Perspectives


When selecting a vendor to provide website development or digital communications, make sure that they provide services that prevent your organisation from legal action due to possible copyright infringement. More importantly, your vendor should help your organisation put in place processes to ensure you manage images and music, understand digital rights and licenses, and save the licenses for images you use.  This is true for digital content used on your website or in social media posts.  Choosing a vendor just because they had a really, really low price to produce your website - but expose you to copyright claims - becomes a quick method to discover that you get what you pay for.

Artificial Intelligence (AI) now makes it easier for copyright trolls to threaten organisations for use of an image they have used online. Here's how to avoid that.

I'm going to paraphrase Corey Doctorow here, who has written extensively on this: "US copyright law provides for $150,000 in statutory damages for wilful infringement. If you violate someone else’s copyright and they can prove you knew you were breaking copyright law, they can hit you for up to $150,000, even if they can’t show that they’ve lost a dime in the process."

Copyright trolls use the statutory damages system to engage in highly automated, mass-scale extortion. For a small business or nonprofit who has used an image or quoted a news article, you might someday hear from a copyright troll, who’ll send you an email demanding, say, $10,000 as a “license fee” for your use of their client’s copyrighted work.  If they don’t pay, they threaten to take you to court, demanding that $150,000 in statutory damages, plus legal fees.  That same image, if you had purchased the license for it, may have cost you $15.

These organisations run automated searches that can identify copyrighted works posted online and then produce an email to the organisation with speculative invoicing and legal threats to anyone identified as having posted a copy of their client's work.

It'll read something like: (I'm using a fictitious company in the email below.)

Dear Business Owner,

As an introduction, Acme Copyright Trolls provides licensing compliance services to third-party content owners.  Please note that Acme Copyright Trolls is not a law firm and I am not a lawyer. Acme Copyright Trolls has noticed that imagery owned by XXXXX News & Media Inc has been displayed on your website. XXXXXX News & Media Inc has been unable to find a license for this usage.

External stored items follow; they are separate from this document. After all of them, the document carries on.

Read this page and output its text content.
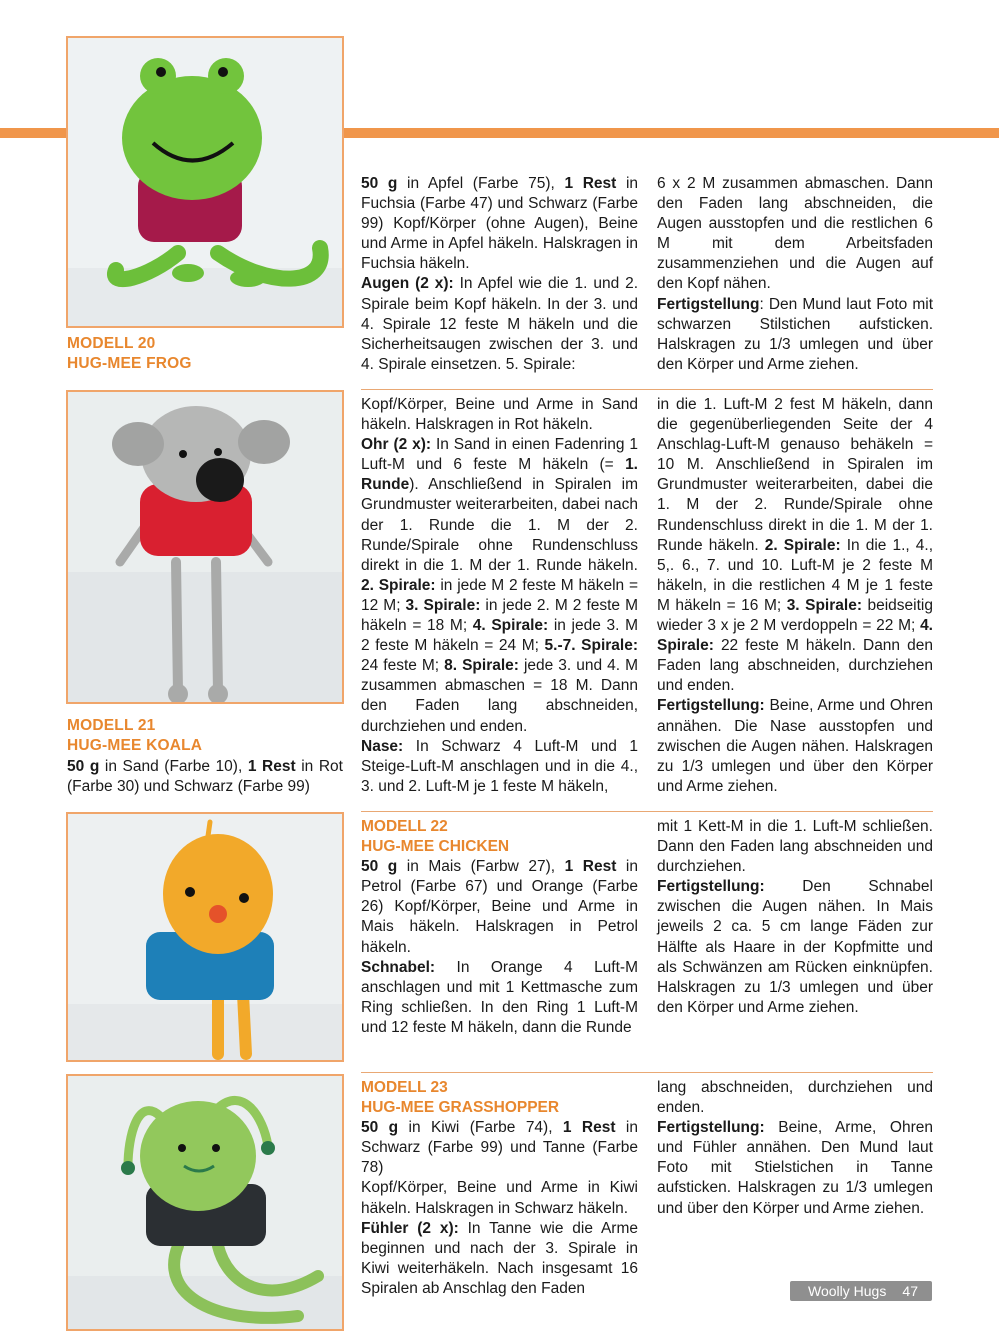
MODELL 20
HUG-MEE FROG
MODELL 21
HUG-MEE KOALA

50 g in Sand (Farbe 10), 1 Rest in Rot (Farbe 30) und Schwarz (Farbe 99)

50 g in Apfel (Farbe 75), 1 Rest in Fuchsia (Farbe 47) und Schwarz (Farbe 99) Kopf/Körper (ohne Augen), Beine und Arme in Apfel häkeln. Halskragen in Fuchsia häkeln.

Augen (2 x): In Apfel wie die 1. und 2. Spirale beim Kopf häkeln. In der 3. und 4. Spirale 12 feste M häkeln und die Sicherheitsaugen zwischen der 3. und 4. Spirale einsetzen. 5. Spirale:

6 x 2 M zusammen abmaschen. Dann den Faden lang abschneiden, die Augen ausstopfen und die restlichen 6 M mit dem Arbeitsfaden zusammenziehen und die Augen auf den Kopf nähen.

Fertigstellung: Den Mund laut Foto mit schwarzen Stilstichen aufsticken. Halskragen zu 1/3 umlegen und über den Körper und Arme ziehen.

Kopf/Körper, Beine und Arme in Sand häkeln. Halskragen in Rot häkeln.

Ohr (2 x): In Sand in einen Fadenring 1 Luft-M und 6 feste M häkeln (= 1. Runde). Anschließend in Spiralen im Grundmuster weiterarbeiten, dabei nach der 1. Runde die 1. M der 2. Runde/Spirale ohne Rundenschluss direkt in die 1. M der 1. Runde häkeln. 2. Spirale: in jede M 2 feste M häkeln = 12 M; 3. Spirale: in jede 2. M 2 feste M häkeln = 18 M; 4. Spirale: in jede 3. M 2 feste M häkeln = 24 M; 5.-7. Spirale: 24 feste M; 8. Spirale: jede 3. und 4. M zusammen abmaschen = 18 M. Dann den Faden lang abschneiden, durchziehen und enden.

Nase: In Schwarz 4 Luft-M und 1 Steige-Luft-M anschlagen und in die 4., 3. und 2. Luft-M je 1 feste M häkeln,

in die 1. Luft-M 2 fest M häkeln, dann die gegenüberliegenden Seite der 4 Anschlag-Luft-M genauso behäkeln = 10 M. Anschließend in Spiralen im Grundmuster weiterarbeiten, dabei die 1. M der 2. Runde/Spirale ohne Rundenschluss direkt in die 1. M der 1. Runde häkeln. 2. Spirale: In die 1., 4., 5,. 6., 7. und 10. Luft-M je 2 feste M häkeln, in die restlichen 4 M je 1 feste M häkeln = 16 M; 3. Spirale: beidseitig wieder 3 x je 2 M verdoppeln = 22 M; 4. Spirale: 22 feste M häkeln. Dann den Faden lang abschneiden, durchziehen und enden.

Fertigstellung: Beine, Arme und Ohren annähen. Die Nase ausstopfen und zwischen die Augen nähen. Halskragen zu 1/3 umlegen und über den Körper und Arme ziehen.

MODELL 22

HUG-MEE CHICKEN

50 g in Mais (Farbw 27), 1 Rest in Petrol (Farbe 67) und Orange (Farbe 26) Kopf/Körper, Beine und Arme in Mais häkeln. Halskragen in Petrol häkeln.

Schnabel: In Orange 4 Luft-M anschlagen und mit 1 Kettmasche zum Ring schließen. In den Ring 1 Luft-M und 12 feste M häkeln, dann die Runde

mit 1 Kett-M in die 1. Luft-M schließen. Dann den Faden lang abschneiden und durchziehen.

Fertigstellung: Den Schnabel zwischen die Augen nähen. In Mais jeweils 2 ca. 5 cm lange Fäden zur Hälfte als Haare in der Kopfmitte und als Schwänzen am Rücken einknüpfen. Halskragen zu 1/3 umlegen und über den Körper und Arme ziehen.

MODELL 23

HUG-MEE GRASSHOPPER

50 g in Kiwi (Farbe 74), 1 Rest in Schwarz (Farbe 99) und Tanne (Farbe 78)

Kopf/Körper, Beine und Arme in Kiwi häkeln. Halskragen in Schwarz häkeln.

Fühler (2 x): In Tanne wie die Arme beginnen und nach der 3. Spirale in Kiwi weiterhäkeln. Nach insgesamt 16 Spiralen ab Anschlag den Faden

lang abschneiden, durchziehen und enden.

Fertigstellung: Beine, Arme, Ohren und Fühler annähen. Den Mund laut Foto mit Stielstichen in Tanne aufsticken. Halskragen zu 1/3 umlegen und über den Körper und Arme ziehen.

Woolly Hugs 47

At the end of this message, we’ve attached a visual reference of the imagery and its use on your website. Our goal in contacting you is to ascertain if you hold an active license for this use with XXXXXX News & Media Inc or with any other entity authorized by XXXXXX News & Media Inc to license and distribute the imagery:

  • If you do have an active license for the use of this imagery, we kindly ask you to send us your valid license / authorization, by visiting Acme Copyright Trolls website and click on the “I have a license…” link
  • If you do not have an active license for the use of this imagery, we request that you remove the imagery from your website.
  • Please be aware that removal of the imagery alone will not resolve this issue. We also require payment of compensation in the amount of $1500.00 for the past unauthorized usage of the imagery.
  • Please contact us to resolve this matter at telephone number or at trolls@ email address. We would like to resolve this time-sensitive issue as soon as possible and request that you respond within 14 days from the date of this correspondence.
  • If you believe you have received this notice in error or have questions, please contact us with your reference number, yada yada.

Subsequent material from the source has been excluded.